Помня о близких, которые погибли, и вооружившись камнями, копьями и ножами, толпа женщин и детей собралась ночью под скалой у выхода из пещеры. Ни один пришелец из Солнечной Страны не мог надеяться спуститься невредимым с высоты двадцати с лишним футов. В селении оставались только раненые, а все боеспособные мужчины — их было тридцать человек — шли за Олуфом к потайному ходу в пещеру. Ход находился на высоте ста футов над землей, и лезть приходилось с выступа на выступ, по грудам камней, рискуя вот-вот сорваться. Чтобы камни от неосторожного движения не скатились вниз, люди взбирались вверх по одному. Олуф поднялся первым и, тихо позвав следующего, исчез в проходе. За ним последовал второй воин, потом третий и так далее, пока не остался один Тайи. Он слышал сигнал последнего воина, но им внезапно овладело сомнение, и он решил выждать. Спустя полчаса он поднялся на скалу и заглянул в проход. Там царил непроглядный мрак, но Тайи чувствовал, как узок проход. Страх оказаться погребенным заживо заставил Тайи содрогнуться, и он не мог решиться.
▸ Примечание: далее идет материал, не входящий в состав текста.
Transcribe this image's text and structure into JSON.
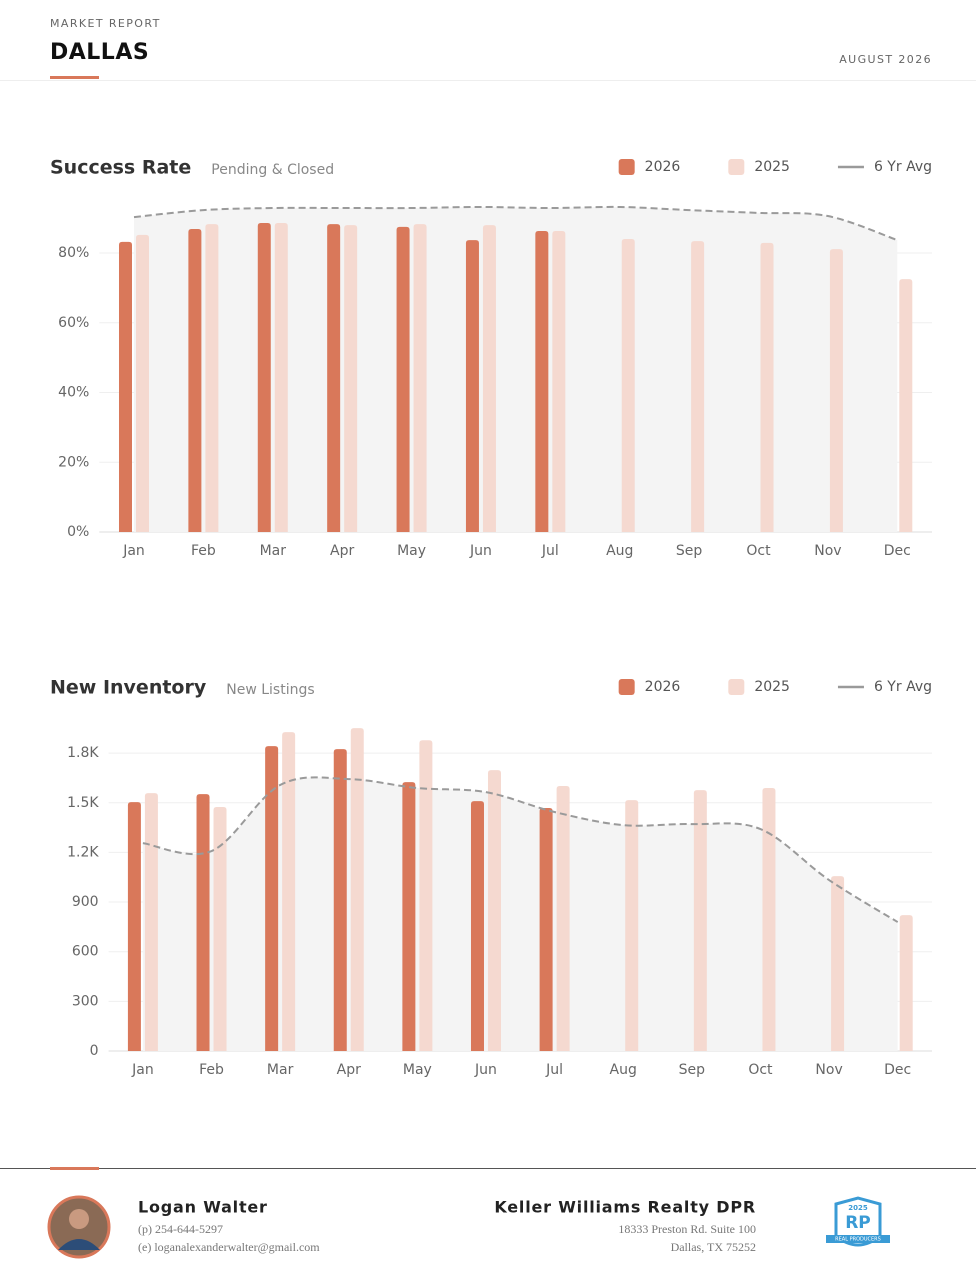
{
  "header": {
    "label": "MARKET REPORT",
    "city": "DALLAS",
    "date": "AUGUST 2026"
  },
  "chart_data": [
    {
      "type": "bar",
      "title": "Success Rate",
      "subtitle": "Pending & Closed",
      "categories": [
        "Jan",
        "Feb",
        "Mar",
        "Apr",
        "May",
        "Jun",
        "Jul",
        "Aug",
        "Sep",
        "Oct",
        "Nov",
        "Dec"
      ],
      "series": [
        {
          "name": "2026",
          "color": "#d9785a",
          "values": [
            83.2,
            86.9,
            88.6,
            88.3,
            87.5,
            83.7,
            86.3,
            null,
            null,
            null,
            null,
            null
          ]
        },
        {
          "name": "2025",
          "color": "#f5d9d0",
          "values": [
            85.2,
            88.3,
            88.6,
            88.0,
            88.3,
            88.0,
            86.3,
            84.0,
            83.4,
            82.9,
            81.1,
            72.5
          ]
        },
        {
          "name": "6 Yr Avg",
          "type": "line",
          "dashed": true,
          "area": true,
          "color": "#9a9a9a",
          "values": [
            90.3,
            92.3,
            92.9,
            92.9,
            92.9,
            93.2,
            92.9,
            93.2,
            92.3,
            91.5,
            90.6,
            83.7
          ]
        }
      ],
      "ylim": [
        0,
        95
      ],
      "yticks": [
        {
          "value": 0,
          "label": "0%"
        },
        {
          "value": 20,
          "label": "20%"
        },
        {
          "value": 40,
          "label": "40%"
        },
        {
          "value": 60,
          "label": "60%"
        },
        {
          "value": 80,
          "label": "80%"
        }
      ],
      "grid": true,
      "legend": "top-right"
    },
    {
      "type": "bar",
      "title": "New Inventory",
      "subtitle": "New Listings",
      "categories": [
        "Jan",
        "Feb",
        "Mar",
        "Apr",
        "May",
        "Jun",
        "Jul",
        "Aug",
        "Sep",
        "Oct",
        "Nov",
        "Dec"
      ],
      "series": [
        {
          "name": "2026",
          "color": "#d9785a",
          "values": [
            1504,
            1552,
            1842,
            1824,
            1625,
            1510,
            1468,
            null,
            null,
            null,
            null,
            null
          ]
        },
        {
          "name": "2025",
          "color": "#f5d9d0",
          "values": [
            1558,
            1474,
            1927,
            1951,
            1878,
            1697,
            1601,
            1516,
            1576,
            1589,
            1057,
            821
          ]
        },
        {
          "name": "6 Yr Avg",
          "type": "line",
          "dashed": true,
          "area": true,
          "color": "#9a9a9a",
          "values": [
            1256,
            1208,
            1607,
            1643,
            1589,
            1564,
            1444,
            1365,
            1371,
            1341,
            1033,
            779
          ]
        }
      ],
      "ylim": [
        0,
        2000
      ],
      "yticks": [
        0,
        300,
        600,
        900,
        {
          "value": 1200,
          "label": "1.2K"
        },
        {
          "value": 1500,
          "label": "1.5K"
        },
        {
          "value": 1800,
          "label": "1.8K"
        }
      ],
      "grid": true,
      "legend": "top-right"
    }
  ],
  "footer": {
    "agent": "Logan Walter",
    "phone": "(p) 254-644-5297",
    "email": "(e) loganalexanderwalter@gmail.com",
    "company": "Keller Williams Realty DPR",
    "address1": "18333 Preston Rd. Suite 100",
    "address2": "Dallas, TX 75252",
    "badge": {
      "year": "2025",
      "letters": "RP",
      "caption": "REAL PRODUCERS"
    }
  }
}
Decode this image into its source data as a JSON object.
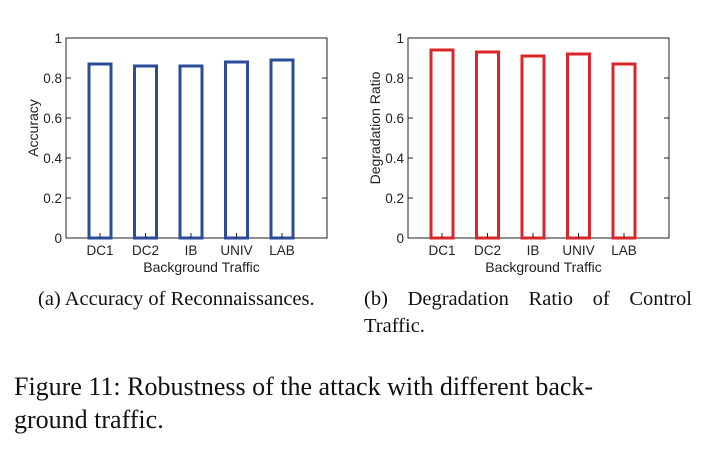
{
  "figure": {
    "caption_line1": "Figure 11:  Robustness of the attack with different back-",
    "caption_line2": "ground traffic."
  },
  "subcaptions": {
    "a": "(a) Accuracy of Reconnaissances.",
    "b": "(b) Degradation Ratio of Control Traffic."
  },
  "chart_data": [
    {
      "type": "bar",
      "title": "",
      "xlabel": "Background Traffic",
      "ylabel": "Accuracy",
      "categories": [
        "DC1",
        "DC2",
        "IB",
        "UNIV",
        "LAB"
      ],
      "values": [
        0.87,
        0.86,
        0.86,
        0.88,
        0.89
      ],
      "ylim": [
        0,
        1
      ],
      "yticks": [
        "0",
        "0.2",
        "0.4",
        "0.6",
        "0.8",
        "1"
      ],
      "bar_color": "#2b4b9b",
      "bar_fill": "none",
      "grid": false,
      "legend": "none"
    },
    {
      "type": "bar",
      "title": "",
      "xlabel": "Background Traffic",
      "ylabel": "Degradation Ratio",
      "categories": [
        "DC1",
        "DC2",
        "IB",
        "UNIV",
        "LAB"
      ],
      "values": [
        0.94,
        0.93,
        0.91,
        0.92,
        0.87
      ],
      "ylim": [
        0,
        1
      ],
      "yticks": [
        "0",
        "0.2",
        "0.4",
        "0.6",
        "0.8",
        "1"
      ],
      "bar_color": "#d9262b",
      "bar_fill": "none",
      "grid": false,
      "legend": "none"
    }
  ]
}
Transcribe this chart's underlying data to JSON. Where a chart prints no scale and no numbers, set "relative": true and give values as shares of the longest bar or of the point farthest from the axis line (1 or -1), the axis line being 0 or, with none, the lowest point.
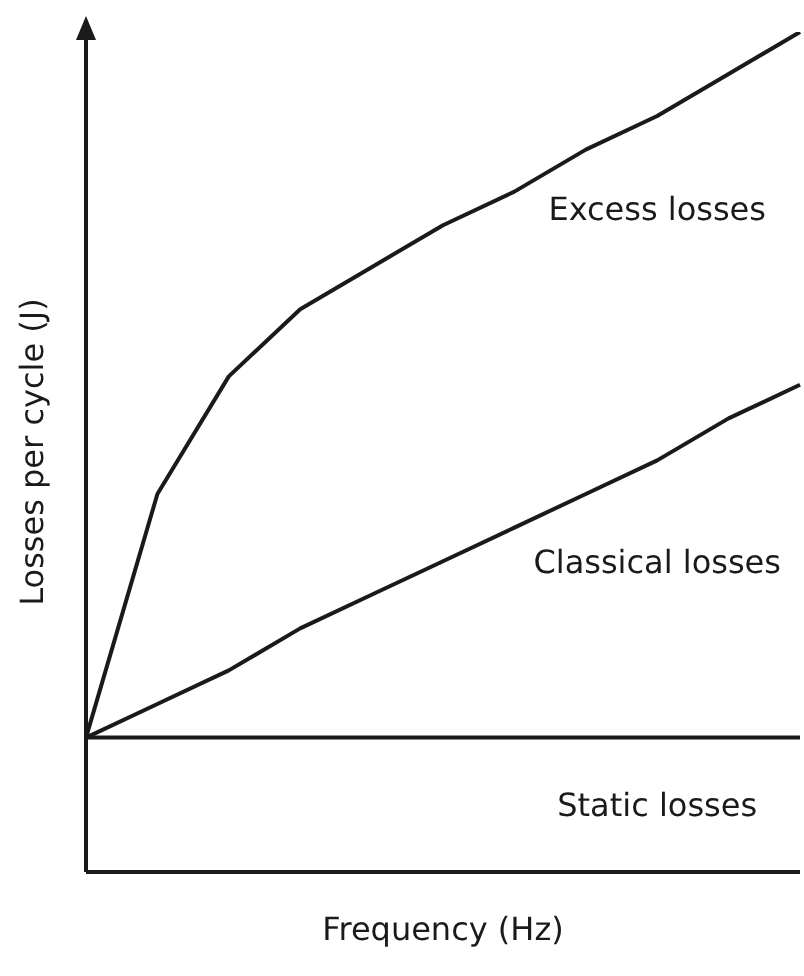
{
  "chart_data": {
    "type": "line",
    "relative": true,
    "xlabel": "Frequency (Hz)",
    "ylabel": "Losses per cycle (J)",
    "categories": [
      null,
      null,
      null,
      null,
      null,
      null,
      null,
      null,
      null,
      null,
      null
    ],
    "series": [
      {
        "color": "#1a1a1a",
        "values": [
          0.16,
          0.16,
          0.16,
          0.16,
          0.16,
          0.16,
          0.16,
          0.16,
          0.16,
          0.16,
          0.16
        ]
      },
      {
        "color": "#1a1a1a",
        "values": [
          0.16,
          0.2,
          0.24,
          0.29,
          0.33,
          0.37,
          0.41,
          0.45,
          0.49,
          0.54,
          0.58
        ]
      },
      {
        "color": "#1a1a1a",
        "values": [
          0.16,
          0.45,
          0.59,
          0.67,
          0.72,
          0.77,
          0.81,
          0.86,
          0.9,
          0.95,
          1
        ]
      }
    ],
    "annotations": [
      "Excess losses",
      "Classical losses",
      "Static losses"
    ]
  }
}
Все погибшие, начиная от Нига, его собрата, до Хауга, последнего воина Голодного племени, словно обступили его, но он предпочел остаться с ними, чем спуститься в чернеющий проход. Он долго сидел неподвижно и вдруг почувствовал на щеке прикосновение чего-то мягкого и холодного — то падал первый снег. Наступил туманный рассвет, затем пришел яркий день, и лишь тогда услыхал он доносившийся из прохода негромкий стон, который приближался, становился явственнее. Он соскользнул с края, опустил ноги на первый выступ и стал ждать.

Тот, кто стонал, двигался медленно, но после многих остановок добрался наконец до Тайи, и последний понял, что это не был житель Солнечной Страны. Он протянул руку и там, где полагается быть голове, нащупал плечо ползущего на локтях человека. Голову он нашел потом: она свисала набок, и затылок касался земли.

— Это ты, Тайи? — сказал человек. — Это я, Ааб-Ваак, беспомощный и искалеченный, как плохо пущенное копье. Голова у меня волочится по земле; без твоей помощи мне не выбраться отсюда.

Тайи влез в проход и прислонил Ааб-Ваака спиною к стене, но голова у того свисала, и он стонал и жаловался.

— Ой-ой, ой-ой! — плакался Ааб-Ваак. — Олуф забыл, что Мисэчи тоже знала этот ход. Она показала его жителям Солнечной Страны, и они поджидали нас у конца прохода. Я погиб, у меня нет сил. Ой-ой!

— А проклятые пришельцы из Солнечной Страны, они погибли в пещере? — спросил Тайи.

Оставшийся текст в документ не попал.